Alas, I walked back to my train with only my signed copy of “This Bird Has Flown” and some great memories. The book itself, is a rom-com (heavier on the rom but with a few laugh-out-loud moments) centered around one-hit-wonder pop star Jane Start, who is past her prime in pop years at 34, as she rebounds from a recent breakup and tries to reignite her career in order to keep from having to move in with her parents. The story is told from Jane’s quirky and sometimes random point-of-view, which is where many of the laughs come in. She’s juggling a new guy she just made out with on a plane and preparing for a sold-out show with a musical icon she has a past with. As with all good rom-coms, you know all will work out in the end, but who doesn’t love a happy ending? The story does take a few unexpected twists and turns, and is just as enjoyable and well-written as a Susanna Hoffs song.

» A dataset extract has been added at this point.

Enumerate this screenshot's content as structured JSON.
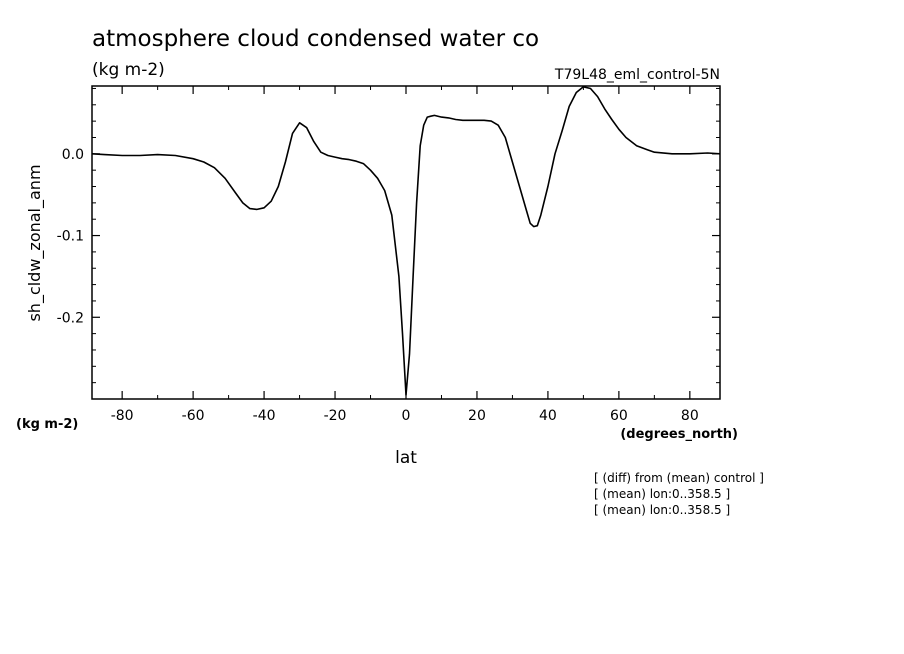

Speaking of songs and happy endings, at the same time as her book dropped, Susanna quietly released a new album of covers called The Deep End. I assume they’re covers because of her appreciation of them and a few have a familiar sound, but again, I’m no researcher. The Deep End is the perfect showcase for Susanna’s retro-pop, adult contemporary sound. The album basks in Susanna’s distinctive voice and perky vibe, it’s a total feel good album. The thirteen-track album feels like a companion to “This Bird Has Flown” because many of the songs were chapter titles and are all about struggling with relationships and falling in love, which is the whole Jane Start experience.